Bu arada ne hikmetse dün Erbakan Hoca’yı sol görüşte olanlar anlamıyordu bugün ise sağ görüşte olanlar anlamıyor.
Ahmet Kekeç’e naçizane bir öneri…
Sevgili Ahmet Kekeç; ben, bundan yıllar önce sizin iyi bir okuyucunuzdum. Ne zamanki sadece destek olduğunuz veya köstek olduğunuz kişilerle ilgili tekrara düştünüz, işte ben de o zaman sıkıldım ve bıraktım takip etmeyi.

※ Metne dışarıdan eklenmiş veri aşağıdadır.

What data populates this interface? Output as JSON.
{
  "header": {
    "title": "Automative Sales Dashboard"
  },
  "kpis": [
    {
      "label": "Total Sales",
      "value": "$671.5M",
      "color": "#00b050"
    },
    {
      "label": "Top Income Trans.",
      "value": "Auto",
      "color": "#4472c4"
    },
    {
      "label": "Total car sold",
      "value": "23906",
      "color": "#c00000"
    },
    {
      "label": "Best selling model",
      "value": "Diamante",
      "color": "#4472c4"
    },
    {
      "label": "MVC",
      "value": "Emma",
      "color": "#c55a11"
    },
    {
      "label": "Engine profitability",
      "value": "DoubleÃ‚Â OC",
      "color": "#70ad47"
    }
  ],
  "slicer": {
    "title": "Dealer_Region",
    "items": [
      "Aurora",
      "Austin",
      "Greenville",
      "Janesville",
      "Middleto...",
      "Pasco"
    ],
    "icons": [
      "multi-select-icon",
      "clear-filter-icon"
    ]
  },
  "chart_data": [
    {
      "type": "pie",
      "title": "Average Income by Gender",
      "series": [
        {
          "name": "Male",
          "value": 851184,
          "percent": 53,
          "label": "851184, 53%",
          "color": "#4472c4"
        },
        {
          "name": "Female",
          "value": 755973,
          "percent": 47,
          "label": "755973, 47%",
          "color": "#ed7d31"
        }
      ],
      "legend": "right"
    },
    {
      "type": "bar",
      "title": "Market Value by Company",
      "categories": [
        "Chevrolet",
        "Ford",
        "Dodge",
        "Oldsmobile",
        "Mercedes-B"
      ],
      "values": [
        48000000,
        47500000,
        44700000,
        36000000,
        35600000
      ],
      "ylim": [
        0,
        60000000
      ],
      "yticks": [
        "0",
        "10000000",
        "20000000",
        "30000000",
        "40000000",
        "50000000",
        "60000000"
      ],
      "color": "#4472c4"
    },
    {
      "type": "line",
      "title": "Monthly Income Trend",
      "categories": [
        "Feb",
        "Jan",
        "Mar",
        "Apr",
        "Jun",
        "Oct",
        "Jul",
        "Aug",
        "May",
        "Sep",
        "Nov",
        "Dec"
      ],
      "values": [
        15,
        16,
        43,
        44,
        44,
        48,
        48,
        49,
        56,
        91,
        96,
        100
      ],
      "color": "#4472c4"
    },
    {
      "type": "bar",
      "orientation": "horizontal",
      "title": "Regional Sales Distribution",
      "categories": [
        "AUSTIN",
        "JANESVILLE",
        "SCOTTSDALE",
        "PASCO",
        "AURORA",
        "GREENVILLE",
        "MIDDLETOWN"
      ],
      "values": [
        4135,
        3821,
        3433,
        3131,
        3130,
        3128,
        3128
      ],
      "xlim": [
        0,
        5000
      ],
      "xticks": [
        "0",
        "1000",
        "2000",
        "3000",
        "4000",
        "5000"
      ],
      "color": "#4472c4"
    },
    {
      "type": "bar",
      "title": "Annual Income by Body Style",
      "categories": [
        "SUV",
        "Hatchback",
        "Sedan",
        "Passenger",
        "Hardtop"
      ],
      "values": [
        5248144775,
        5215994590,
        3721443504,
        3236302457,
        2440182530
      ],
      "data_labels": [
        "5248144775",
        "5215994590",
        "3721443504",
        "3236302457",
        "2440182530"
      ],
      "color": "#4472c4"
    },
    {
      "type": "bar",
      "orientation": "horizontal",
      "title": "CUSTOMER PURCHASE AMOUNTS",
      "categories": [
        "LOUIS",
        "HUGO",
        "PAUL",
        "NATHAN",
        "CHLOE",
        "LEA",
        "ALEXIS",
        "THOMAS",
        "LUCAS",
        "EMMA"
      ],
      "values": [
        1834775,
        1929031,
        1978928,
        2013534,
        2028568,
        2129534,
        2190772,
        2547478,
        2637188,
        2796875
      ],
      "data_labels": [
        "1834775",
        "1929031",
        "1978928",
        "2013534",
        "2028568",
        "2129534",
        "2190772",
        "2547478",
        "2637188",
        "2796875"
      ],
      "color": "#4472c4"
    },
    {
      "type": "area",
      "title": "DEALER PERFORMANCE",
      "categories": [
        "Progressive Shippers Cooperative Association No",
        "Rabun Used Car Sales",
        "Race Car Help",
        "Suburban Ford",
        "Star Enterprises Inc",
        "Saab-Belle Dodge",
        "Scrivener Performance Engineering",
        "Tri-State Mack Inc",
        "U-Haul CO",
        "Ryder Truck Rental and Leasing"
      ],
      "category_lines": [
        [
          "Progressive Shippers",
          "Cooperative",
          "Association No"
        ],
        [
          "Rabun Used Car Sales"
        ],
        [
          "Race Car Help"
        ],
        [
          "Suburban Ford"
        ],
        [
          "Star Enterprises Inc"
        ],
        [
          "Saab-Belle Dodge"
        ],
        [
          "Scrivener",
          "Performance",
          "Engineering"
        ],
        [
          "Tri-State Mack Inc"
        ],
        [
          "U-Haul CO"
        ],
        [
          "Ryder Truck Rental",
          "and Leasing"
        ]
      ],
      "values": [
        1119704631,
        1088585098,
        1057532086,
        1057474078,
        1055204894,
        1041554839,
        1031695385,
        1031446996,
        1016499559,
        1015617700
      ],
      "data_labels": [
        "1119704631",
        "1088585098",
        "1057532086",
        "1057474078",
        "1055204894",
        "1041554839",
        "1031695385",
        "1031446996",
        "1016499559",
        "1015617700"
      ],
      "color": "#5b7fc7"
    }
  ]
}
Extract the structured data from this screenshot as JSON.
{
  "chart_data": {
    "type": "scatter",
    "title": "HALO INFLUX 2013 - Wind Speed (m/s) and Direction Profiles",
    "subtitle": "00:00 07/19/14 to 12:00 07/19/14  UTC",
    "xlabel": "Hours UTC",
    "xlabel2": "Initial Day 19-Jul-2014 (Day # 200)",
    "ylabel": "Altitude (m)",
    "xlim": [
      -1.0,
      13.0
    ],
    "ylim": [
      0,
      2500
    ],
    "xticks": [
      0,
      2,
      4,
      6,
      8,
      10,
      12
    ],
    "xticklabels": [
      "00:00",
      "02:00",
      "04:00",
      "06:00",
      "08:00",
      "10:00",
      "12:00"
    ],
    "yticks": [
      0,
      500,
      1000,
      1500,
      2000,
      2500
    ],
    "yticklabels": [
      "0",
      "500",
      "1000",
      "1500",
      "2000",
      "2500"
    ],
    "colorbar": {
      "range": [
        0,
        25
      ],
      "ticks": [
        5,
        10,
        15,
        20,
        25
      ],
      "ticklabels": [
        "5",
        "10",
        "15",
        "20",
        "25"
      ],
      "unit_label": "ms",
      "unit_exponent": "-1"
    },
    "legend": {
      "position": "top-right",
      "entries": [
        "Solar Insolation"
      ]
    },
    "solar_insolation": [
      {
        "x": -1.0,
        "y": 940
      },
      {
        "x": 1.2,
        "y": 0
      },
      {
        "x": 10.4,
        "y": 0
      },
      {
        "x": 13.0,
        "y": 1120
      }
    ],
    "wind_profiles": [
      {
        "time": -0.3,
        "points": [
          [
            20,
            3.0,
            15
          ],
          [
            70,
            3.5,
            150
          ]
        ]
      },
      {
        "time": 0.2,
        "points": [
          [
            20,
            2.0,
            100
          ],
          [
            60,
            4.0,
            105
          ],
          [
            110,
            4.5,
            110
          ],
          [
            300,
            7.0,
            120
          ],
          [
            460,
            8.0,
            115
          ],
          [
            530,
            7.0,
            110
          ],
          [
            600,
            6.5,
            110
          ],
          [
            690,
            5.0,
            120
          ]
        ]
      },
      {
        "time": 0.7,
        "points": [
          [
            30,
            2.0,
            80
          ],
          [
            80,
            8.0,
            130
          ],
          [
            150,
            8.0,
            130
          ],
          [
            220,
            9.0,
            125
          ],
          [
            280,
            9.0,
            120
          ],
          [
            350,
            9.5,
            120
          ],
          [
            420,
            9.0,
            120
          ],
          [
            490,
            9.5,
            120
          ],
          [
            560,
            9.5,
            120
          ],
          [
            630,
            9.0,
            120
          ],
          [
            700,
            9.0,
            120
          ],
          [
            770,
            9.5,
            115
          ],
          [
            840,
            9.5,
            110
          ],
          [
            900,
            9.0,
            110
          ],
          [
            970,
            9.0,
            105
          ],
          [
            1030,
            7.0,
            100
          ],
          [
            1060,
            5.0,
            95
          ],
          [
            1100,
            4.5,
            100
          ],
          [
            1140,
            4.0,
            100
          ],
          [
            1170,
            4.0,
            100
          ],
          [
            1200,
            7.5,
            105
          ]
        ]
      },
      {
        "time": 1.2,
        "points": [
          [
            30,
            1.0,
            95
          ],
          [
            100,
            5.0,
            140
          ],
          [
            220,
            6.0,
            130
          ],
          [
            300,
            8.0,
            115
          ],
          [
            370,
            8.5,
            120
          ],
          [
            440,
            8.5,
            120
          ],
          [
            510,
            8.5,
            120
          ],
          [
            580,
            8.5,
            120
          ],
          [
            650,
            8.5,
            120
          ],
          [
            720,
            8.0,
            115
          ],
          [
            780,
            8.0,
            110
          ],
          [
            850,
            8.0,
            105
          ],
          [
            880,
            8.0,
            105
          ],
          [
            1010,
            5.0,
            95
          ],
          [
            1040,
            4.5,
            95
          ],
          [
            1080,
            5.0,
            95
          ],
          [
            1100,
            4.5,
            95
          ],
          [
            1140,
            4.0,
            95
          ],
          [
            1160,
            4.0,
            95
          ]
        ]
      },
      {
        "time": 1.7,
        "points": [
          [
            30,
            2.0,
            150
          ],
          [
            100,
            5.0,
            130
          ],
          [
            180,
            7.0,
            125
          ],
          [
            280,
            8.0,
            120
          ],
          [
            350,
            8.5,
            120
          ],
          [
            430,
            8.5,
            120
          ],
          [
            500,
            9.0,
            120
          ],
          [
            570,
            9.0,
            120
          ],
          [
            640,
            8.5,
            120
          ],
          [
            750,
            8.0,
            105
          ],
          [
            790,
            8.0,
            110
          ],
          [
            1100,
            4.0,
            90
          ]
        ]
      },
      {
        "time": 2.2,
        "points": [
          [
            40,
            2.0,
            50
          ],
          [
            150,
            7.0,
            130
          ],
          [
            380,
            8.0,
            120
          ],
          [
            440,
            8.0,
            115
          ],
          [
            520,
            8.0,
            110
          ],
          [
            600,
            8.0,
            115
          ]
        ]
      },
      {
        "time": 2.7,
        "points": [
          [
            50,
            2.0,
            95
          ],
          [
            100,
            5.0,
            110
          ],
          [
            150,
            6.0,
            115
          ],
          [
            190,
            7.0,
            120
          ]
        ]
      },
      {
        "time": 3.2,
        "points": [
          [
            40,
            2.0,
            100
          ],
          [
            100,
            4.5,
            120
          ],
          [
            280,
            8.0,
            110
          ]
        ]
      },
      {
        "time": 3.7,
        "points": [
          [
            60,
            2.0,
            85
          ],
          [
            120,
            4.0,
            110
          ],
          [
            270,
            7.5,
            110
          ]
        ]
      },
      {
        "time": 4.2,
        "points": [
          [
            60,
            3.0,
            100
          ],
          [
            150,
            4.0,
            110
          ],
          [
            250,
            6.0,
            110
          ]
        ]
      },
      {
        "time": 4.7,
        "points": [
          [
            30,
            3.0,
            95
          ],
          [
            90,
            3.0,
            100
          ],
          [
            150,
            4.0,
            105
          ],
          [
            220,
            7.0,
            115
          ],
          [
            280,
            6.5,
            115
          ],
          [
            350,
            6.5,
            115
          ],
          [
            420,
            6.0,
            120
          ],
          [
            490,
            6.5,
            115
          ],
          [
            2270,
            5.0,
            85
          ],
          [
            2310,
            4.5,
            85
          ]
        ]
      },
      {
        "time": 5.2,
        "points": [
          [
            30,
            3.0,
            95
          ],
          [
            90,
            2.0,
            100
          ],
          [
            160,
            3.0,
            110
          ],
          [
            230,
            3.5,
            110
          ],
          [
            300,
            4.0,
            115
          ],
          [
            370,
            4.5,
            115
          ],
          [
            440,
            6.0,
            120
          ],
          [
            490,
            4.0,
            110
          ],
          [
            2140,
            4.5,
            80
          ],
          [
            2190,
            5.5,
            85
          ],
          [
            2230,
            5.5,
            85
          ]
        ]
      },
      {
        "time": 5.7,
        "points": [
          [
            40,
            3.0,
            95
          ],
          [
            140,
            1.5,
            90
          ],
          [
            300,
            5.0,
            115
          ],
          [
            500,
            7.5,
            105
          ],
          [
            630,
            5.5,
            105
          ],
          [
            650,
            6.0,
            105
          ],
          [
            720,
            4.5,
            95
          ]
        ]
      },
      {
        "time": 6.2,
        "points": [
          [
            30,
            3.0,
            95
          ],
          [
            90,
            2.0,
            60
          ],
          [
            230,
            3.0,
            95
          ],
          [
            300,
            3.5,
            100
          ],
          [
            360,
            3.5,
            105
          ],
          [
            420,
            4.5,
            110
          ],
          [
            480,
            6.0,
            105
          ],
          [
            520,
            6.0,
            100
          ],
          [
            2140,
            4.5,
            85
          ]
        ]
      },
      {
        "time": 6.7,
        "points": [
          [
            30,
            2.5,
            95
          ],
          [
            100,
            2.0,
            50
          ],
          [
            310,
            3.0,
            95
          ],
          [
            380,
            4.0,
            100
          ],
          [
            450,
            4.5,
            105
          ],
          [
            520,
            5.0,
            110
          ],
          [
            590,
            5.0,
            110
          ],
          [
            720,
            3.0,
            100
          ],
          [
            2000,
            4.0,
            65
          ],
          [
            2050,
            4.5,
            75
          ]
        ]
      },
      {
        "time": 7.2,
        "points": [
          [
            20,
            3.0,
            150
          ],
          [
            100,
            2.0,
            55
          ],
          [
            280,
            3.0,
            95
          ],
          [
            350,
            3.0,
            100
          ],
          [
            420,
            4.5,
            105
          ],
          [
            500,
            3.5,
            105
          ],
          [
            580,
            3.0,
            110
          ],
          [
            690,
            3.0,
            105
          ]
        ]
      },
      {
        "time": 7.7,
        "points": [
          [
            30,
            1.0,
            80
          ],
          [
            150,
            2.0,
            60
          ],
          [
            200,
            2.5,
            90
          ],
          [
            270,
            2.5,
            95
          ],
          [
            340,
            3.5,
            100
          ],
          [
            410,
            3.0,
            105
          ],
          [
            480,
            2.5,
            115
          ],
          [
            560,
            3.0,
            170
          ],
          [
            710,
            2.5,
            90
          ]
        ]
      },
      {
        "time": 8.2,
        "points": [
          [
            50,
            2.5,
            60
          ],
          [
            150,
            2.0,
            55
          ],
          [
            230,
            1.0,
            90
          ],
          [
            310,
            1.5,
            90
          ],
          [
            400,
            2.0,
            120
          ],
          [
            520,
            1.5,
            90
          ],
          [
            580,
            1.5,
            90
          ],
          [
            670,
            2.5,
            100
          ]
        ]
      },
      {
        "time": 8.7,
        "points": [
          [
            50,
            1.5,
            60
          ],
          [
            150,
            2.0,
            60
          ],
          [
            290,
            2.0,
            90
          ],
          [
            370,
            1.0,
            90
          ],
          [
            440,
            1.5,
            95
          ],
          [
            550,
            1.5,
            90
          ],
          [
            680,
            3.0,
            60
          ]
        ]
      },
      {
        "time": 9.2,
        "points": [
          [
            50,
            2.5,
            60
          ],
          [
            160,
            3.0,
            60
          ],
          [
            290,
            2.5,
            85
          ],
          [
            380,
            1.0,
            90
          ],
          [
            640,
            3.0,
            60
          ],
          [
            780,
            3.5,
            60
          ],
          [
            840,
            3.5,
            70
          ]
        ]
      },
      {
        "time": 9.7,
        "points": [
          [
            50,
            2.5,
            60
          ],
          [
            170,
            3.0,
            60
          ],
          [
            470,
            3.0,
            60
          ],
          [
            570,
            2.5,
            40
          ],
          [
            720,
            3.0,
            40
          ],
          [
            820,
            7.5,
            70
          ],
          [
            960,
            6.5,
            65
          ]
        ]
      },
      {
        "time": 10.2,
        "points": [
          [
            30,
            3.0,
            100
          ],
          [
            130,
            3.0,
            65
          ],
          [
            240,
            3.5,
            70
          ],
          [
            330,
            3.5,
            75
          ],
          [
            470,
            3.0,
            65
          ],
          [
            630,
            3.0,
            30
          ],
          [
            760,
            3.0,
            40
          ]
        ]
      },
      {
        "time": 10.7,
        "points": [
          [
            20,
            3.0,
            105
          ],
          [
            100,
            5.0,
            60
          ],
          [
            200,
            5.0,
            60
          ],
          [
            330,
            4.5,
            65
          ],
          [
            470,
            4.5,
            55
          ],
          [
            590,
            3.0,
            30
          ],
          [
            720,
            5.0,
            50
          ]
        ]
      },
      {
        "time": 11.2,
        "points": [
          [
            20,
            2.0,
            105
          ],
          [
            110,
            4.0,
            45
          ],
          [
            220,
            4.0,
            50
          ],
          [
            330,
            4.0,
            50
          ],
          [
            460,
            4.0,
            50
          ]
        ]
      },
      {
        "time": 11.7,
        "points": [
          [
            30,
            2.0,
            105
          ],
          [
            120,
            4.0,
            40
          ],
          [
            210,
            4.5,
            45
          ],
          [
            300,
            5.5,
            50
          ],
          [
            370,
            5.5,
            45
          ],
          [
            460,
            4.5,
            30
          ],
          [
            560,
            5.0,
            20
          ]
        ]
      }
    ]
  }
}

Aydın Doğan’la ilgili yazılarınızda tekrara düştüğünüzü yazmamın nedeni Aydın Bey’in şahsını korumamdan kaynaklanmıyor. Kendisi de benim korumama ihtiyacı olan bir insan değil ama siz bunu anlamayacak kadar hedefinize kilitlenmişsiniz, bu nedenle ne desem fayda etmeyecek.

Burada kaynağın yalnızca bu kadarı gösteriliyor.